Il Signore è il Dio dei miracoli e vuole farli ! Questo paralitico era già preparato per portarlo a Gesù. Probabilmente quest’uomo lo avevano portato da diversi medici per guarirlo.
Tutta la folla era attirata da Gesù perché faceva i miracoli. Non avevano la consapevolezza che Gesù era il messia, bensì lo ricercavano come guaritore, perché faceva miracoli e guariva le persone.
Il Signore inizia ed annunzia la parola, parla del perdono dei peccati, del ravvedimento e del venire al Signore.
Gesù vuole intervenire nella vita del paralitico, e gli dice: “ I tuoi peccati ti sono perdonati “. Questo paralitico aveva bisogno della guarigione spirituale.
Il paralitico ha la testa più grande del corpo, è incapace di camminare e di essere autosufficiente. Sono incapaci di camminare sulla via del Signore, sono incapaci di parlare, di muoversi, ma sono buoni a criticare ogni cosa.
Egli non ha il potere di aiutare se stesso, allora si mette a criticare.

Sempre di più abbiamo bisogno di guarigioni spirituali, abbiamo bisogno di ricevere la Parola di Dio e farla diventare nostra.
Per il paralitico la guarigione fisica è un complemento.
Quando abbiamo dei buoni propositi ci sono degli impedimenti, questo significa che il Signore ha aperto la mente ed abbiamo preso dei buoni propositi.
Questi 4 uomini si sono messi al servizio di Dio :
– Hanno avuto solidarietà, collaborazione, audacia, perseveranza;
– Hanno aiutato qualcuno;
– Hanno avuto coraggio, eroismo, valore;
– Hanno fatto, fatto e fatto.
Queste 4 caratteristiche dobbiamo ricercarle sempre.
Gesù non si ferma ai sintomi, vuole risalire alla causa. Gesù perdona il paralitico di tutti i suoi peccati e poi lo guarisce.

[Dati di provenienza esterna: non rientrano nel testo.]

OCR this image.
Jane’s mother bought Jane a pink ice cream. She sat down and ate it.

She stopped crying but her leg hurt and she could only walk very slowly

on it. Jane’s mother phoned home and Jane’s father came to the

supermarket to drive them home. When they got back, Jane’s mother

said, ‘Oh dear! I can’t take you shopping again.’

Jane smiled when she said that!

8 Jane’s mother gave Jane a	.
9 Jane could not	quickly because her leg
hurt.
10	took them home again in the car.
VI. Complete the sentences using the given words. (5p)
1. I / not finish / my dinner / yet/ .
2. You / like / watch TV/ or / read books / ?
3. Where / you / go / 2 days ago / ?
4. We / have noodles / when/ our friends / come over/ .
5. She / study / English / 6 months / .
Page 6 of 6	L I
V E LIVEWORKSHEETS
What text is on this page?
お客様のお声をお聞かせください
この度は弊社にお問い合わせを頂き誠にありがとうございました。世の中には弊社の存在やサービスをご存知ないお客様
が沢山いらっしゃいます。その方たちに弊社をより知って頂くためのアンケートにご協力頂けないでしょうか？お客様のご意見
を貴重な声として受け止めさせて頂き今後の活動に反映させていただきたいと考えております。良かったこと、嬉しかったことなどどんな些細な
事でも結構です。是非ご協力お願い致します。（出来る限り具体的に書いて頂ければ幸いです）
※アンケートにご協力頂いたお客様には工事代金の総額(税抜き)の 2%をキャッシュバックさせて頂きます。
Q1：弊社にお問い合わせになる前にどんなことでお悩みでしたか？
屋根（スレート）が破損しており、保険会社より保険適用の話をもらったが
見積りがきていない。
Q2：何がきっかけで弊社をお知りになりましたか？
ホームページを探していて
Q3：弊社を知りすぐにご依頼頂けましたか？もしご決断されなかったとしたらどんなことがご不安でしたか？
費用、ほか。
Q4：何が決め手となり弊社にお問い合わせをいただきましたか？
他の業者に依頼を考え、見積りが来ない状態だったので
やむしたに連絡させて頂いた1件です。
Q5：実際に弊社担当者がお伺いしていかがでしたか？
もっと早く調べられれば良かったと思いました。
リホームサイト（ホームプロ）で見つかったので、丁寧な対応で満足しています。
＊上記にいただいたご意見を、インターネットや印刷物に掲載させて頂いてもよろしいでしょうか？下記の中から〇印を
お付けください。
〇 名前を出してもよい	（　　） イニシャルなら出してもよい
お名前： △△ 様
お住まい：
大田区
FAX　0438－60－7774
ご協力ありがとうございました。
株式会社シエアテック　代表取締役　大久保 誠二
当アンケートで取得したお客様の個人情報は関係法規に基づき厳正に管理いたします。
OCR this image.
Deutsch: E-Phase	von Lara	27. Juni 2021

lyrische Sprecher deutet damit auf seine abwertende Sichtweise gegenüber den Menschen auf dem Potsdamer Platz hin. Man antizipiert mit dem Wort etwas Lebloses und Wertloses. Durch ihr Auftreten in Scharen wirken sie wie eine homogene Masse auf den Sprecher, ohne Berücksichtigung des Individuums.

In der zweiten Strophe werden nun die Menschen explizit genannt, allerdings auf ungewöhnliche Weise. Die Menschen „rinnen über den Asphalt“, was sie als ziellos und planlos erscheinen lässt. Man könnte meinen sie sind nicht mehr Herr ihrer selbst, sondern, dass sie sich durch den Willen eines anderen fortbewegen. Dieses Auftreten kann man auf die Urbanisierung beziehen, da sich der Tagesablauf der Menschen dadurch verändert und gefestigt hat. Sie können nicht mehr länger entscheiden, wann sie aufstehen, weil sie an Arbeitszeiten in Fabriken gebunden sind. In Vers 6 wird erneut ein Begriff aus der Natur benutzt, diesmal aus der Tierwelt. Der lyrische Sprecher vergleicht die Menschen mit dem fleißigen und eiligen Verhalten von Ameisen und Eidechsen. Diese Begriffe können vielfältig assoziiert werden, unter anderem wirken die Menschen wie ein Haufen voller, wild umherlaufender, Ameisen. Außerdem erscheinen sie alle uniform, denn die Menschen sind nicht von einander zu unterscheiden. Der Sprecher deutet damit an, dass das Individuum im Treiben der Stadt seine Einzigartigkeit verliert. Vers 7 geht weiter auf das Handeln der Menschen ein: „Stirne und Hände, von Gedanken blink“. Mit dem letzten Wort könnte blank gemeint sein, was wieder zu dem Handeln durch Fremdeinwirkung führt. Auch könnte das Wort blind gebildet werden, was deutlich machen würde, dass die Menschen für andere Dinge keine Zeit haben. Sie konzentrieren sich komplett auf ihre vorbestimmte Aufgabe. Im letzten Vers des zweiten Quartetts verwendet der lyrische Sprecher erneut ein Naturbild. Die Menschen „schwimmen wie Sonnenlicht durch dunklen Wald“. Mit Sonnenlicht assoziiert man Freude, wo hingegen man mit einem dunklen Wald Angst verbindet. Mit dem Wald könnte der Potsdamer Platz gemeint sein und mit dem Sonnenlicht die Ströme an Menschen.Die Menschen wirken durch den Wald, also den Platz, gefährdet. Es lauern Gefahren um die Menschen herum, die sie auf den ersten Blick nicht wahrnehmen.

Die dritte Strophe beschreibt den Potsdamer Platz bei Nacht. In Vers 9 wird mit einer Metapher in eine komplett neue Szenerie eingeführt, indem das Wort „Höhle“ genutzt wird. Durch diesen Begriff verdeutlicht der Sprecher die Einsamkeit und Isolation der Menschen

I farisei si sono adirati contro Gesù, ma li mancava la rivelazione di Cristo, hanno visto i miracoli, ma quando hanno visto il perdono dei peccati, si sono fermati! Nonostante tutto Gesù gli chiede : vuoi essere perdonato o vuoi ricevere la guarigione? Davanti a Dio tutte e due le cose sono facili.
Il Signore va oltre a tutti gli impedimenti dei credenti, a tutti i pregiudizi del mondo, a tutto andrà oltre.